On the first ascent, the group bailed on a first main objective deciding to tackle Plan B. The pilot had to scramble and fly to get a loaner harness at the Caribou Creek pullout. Fortunately for him, he was able to join the team on the ascent.

Descent: Rap (v-thread) the route.

FA: Paul Guzenski, Chris Lindsey, & Mark Fleenor, February 9, 2023

War Horse

Rating: WI3
Length: 140 meters
Pitches: 3

To the left of emerald city lies two large routes. The right one is a route that rarely forms all the way down.

Descent: Rap the route. On the first ascent, the party rapped to the snow shelf on 70 meter ropes and a second rap was required to descend the first short step.

FA: Benny Lieber/Shawnee Whitehorse/Travis McAlpine, December 29, 2022

Posted by:Travis McAlpine, February 1, 2023.

Hanging Chad

Rating: WI6, M4
Length: 350 feet

Pitch 1: Approach pitch (WI3)
Short vertical step leads to low angle ice. Belay from cave on left.

Pitch 2: The Hanging Chad (WI6) 40M
Steep ice leads to more steep ice with the possibility of encountering a roof. Pillar often does not touch down. Many fixed pins in the rock from Jeff Benowitz. Belay from screws.

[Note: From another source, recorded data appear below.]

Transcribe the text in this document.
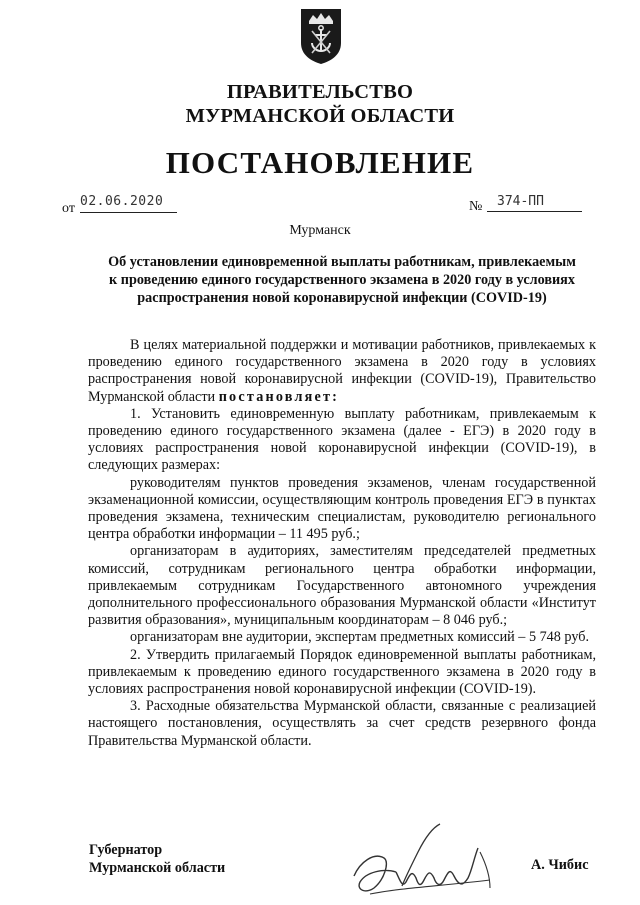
ПРАВИТЕЛЬСТВО
МУРМАНСКОЙ ОБЛАСТИ
ПОСТАНОВЛЕНИЕ
от 02.06.2020	№	374-ПП
Мурманск
Об установлении единовременной выплаты работникам, привлекаемым
к проведению единого государственного экзамена в 2020 году в условиях
распространения новой коронавирусной инфекции (COVID-19)

В целях материальной поддержки и мотивации работников, привлекаемых к проведению единого государственного экзамена в 2020 году в условиях распространения новой коронавирусной инфекции (COVID-19), Правительство Мурманской области постановляет:

1. Установить единовременную выплату работникам, привлекаемым к проведению единого государственного экзамена (далее - ЕГЭ) в 2020 году в условиях распространения новой коронавирусной инфекции (COVID-19), в следующих размерах:

руководителям пунктов проведения экзаменов, членам государственной экзаменационной комиссии, осуществляющим контроль проведения ЕГЭ в пунктах проведения экзамена, техническим специалистам, руководителю регионального центра обработки информации – 11 495 руб.;

организаторам в аудиториях, заместителям председателей предметных комиссий, сотрудникам регионального центра обработки информации, привлекаемым сотрудникам Государственного автономного учреждения дополнительного профессионального образования Мурманской области «Институт развития образования», муниципальным координаторам – 8 046 руб.;

организаторам вне аудитории, экспертам предметных комиссий – 5 748 руб.

2. Утвердить прилагаемый Порядок единовременной выплаты работникам, привлекаемым к проведению единого государственного экзамена в 2020 году в условиях распространения новой коронавирусной инфекции (COVID-19).

3. Расходные обязательства Мурманской области, связанные с реализацией настоящего постановления, осуществлять за счет средств резервного фонда Правительства Мурманской области.

Губернатор
Мурманской области	А. Чибис
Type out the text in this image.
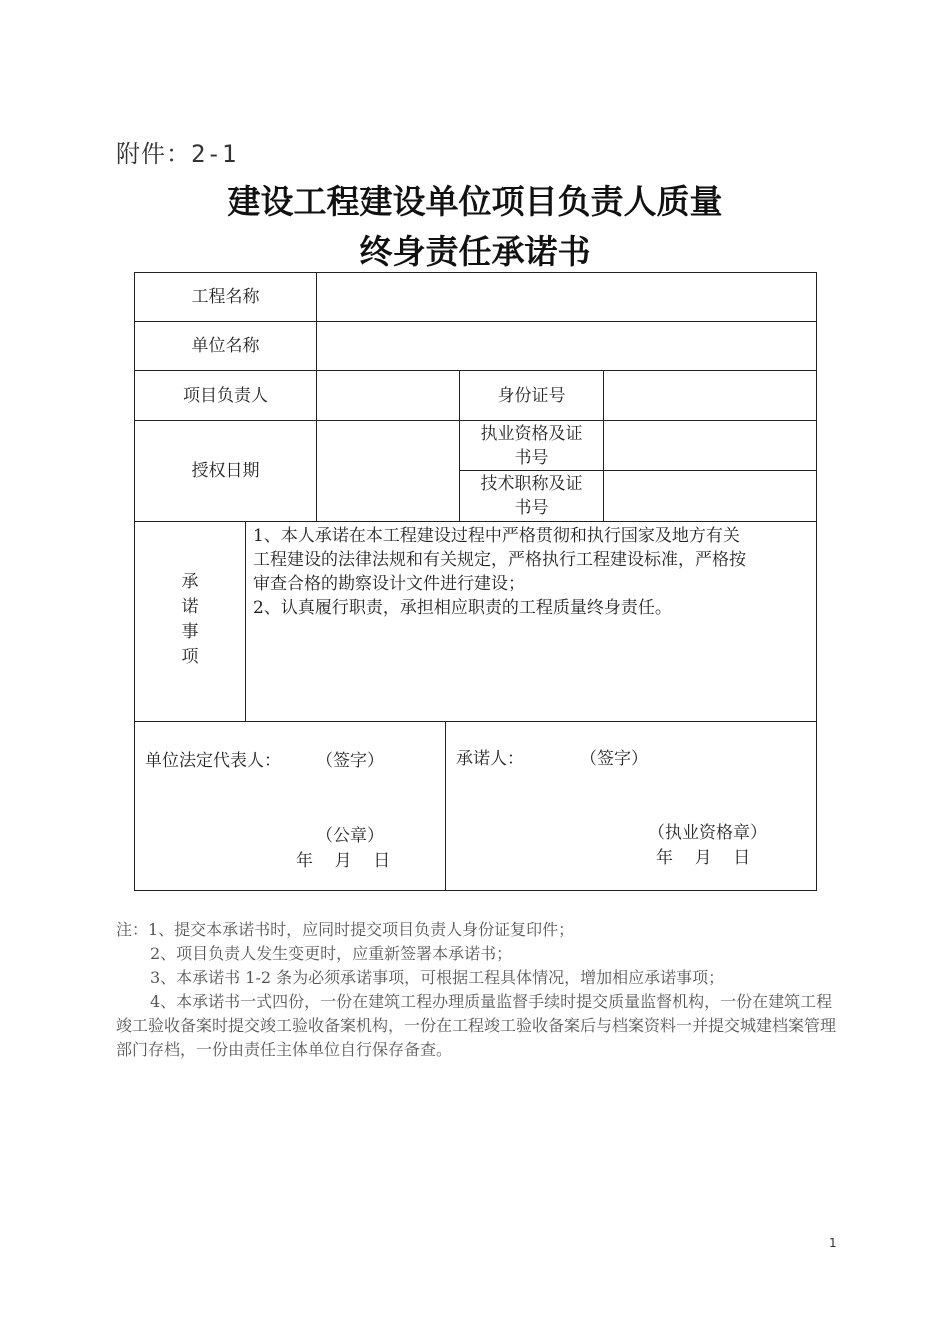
附件：2-1
建设工程建设单位项目负责人质量
终身责任承诺书
工程名称
单位名称
项目负责人	身份证号
授权日期
执业资格及证
书号
技术职称及证
书号
承
诺
事
项
1、本人承诺在本工程建设过程中严格贯彻和执行国家及地方有关
工程建设的法律法规和有关规定，严格执行工程建设标准，严格按
审查合格的勘察设计文件进行建设；
2、认真履行职责，承担相应职责的工程质量终身责任。
单位法定代表人： （签字）
（公章）
年    月    日
承诺人：	（签字）
（执业资格章）
年    月    日

注：1、提交本承诺书时，应同时提交项目负责人身份证复印件；

2、项目负责人发生变更时，应重新签署本承诺书；

3、本承诺书 1-2 条为必须承诺事项，可根据工程具体情况，增加相应承诺事项；

4、本承诺书一式四份，一份在建筑工程办理质量监督手续时提交质量监督机构，一份在建筑工程竣工验收备案时提交竣工验收备案机构，一份在工程竣工验收备案后与档案资料一并提交城建档案管理部门存档，一份由责任主体单位自行保存备查。

1
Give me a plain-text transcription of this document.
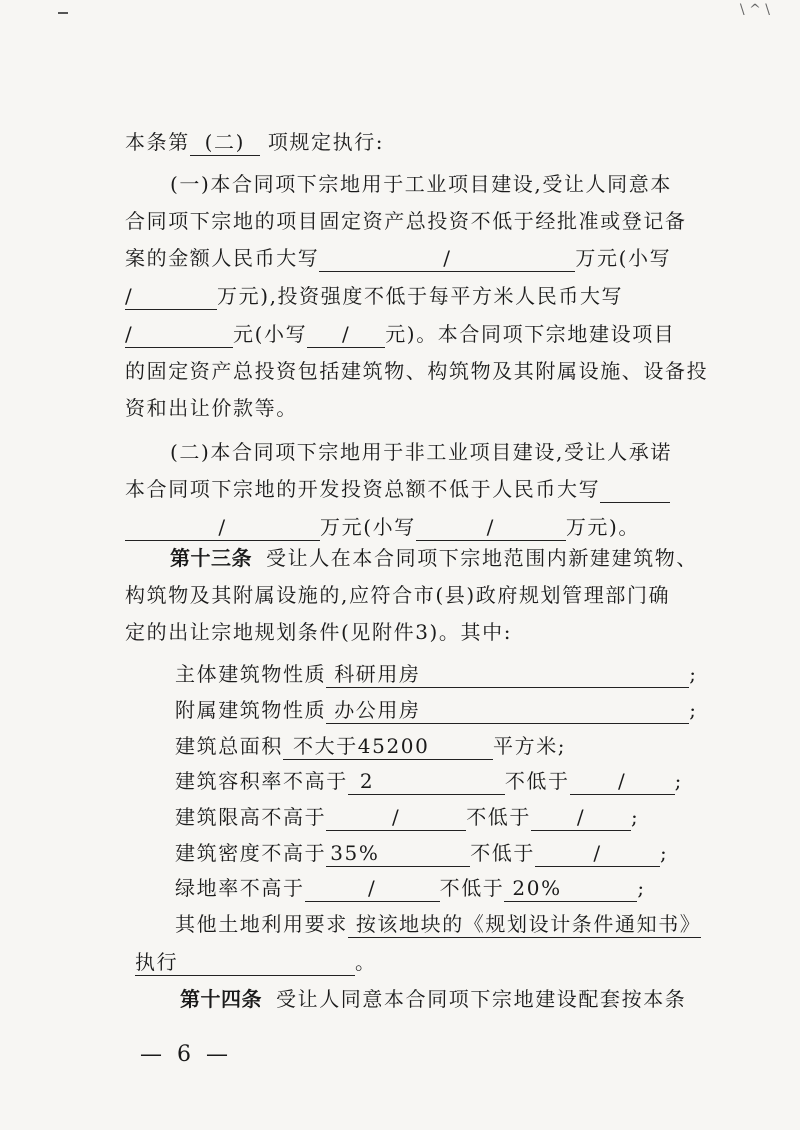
\ ^ \
本条第 (二) 项规定执行:
(一)本合同项下宗地用于工业项目建设,受让人同意本
合同项下宗地的项目固定资产总投资不低于经批准或登记备
案的金额人民币大写	/	万元(小写
/	万元),投资强度不低于每平方米人民币大写
/	元(小写 / 元)。本合同项下宗地建设项目
的固定资产总投资包括建筑物、构筑物及其附属设施、设备投
资和出让价款等。
(二)本合同项下宗地用于非工业项目建设,受让人承诺
本合同项下宗地的开发投资总额不低于人民币大写
/	万元(小写	/	万元)。
第十三条 受让人在本合同项下宗地范围内新建建筑物、
构筑物及其附属设施的,应符合市(县)政府规划管理部门确
定的出让宗地规划条件(见附件3)。其中:
主体建筑物性质 科研用房	;
附属建筑物性质 办公用房	;
建筑总面积 不大于45200	平方米;
建筑容积率不高于 2	不低于 / ;
建筑限高不高于	/	不低于 / ;
建筑密度不高于 35%	不低于	/	;
绿地率不高于	/	不低于 20%	;
其他土地利用要求 按该地块的《规划设计条件通知书》
执行	。
第十四条 受让人同意本合同项下宗地建设配套按本条
— 6 —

Pitch 3: Quartz Chimney (M4): A short, secure chimney leads to a few crux moves exiting onto a low angle snow ramp. Belay from alders.

First Complete Ascent: Tristan O’Donoghue, Grant Wilson, and Ethan Berkeland, 2023

Descent: Rap from atop the pillar or top out and walk off climber’s right down a large gulley above Gunnysack 2. Before reaching the top of the gunnysack 2, cut to skiers right which brings you back to the base of the ice climb.

Posted by: Tristan O’Donoghue, January 27, 2023.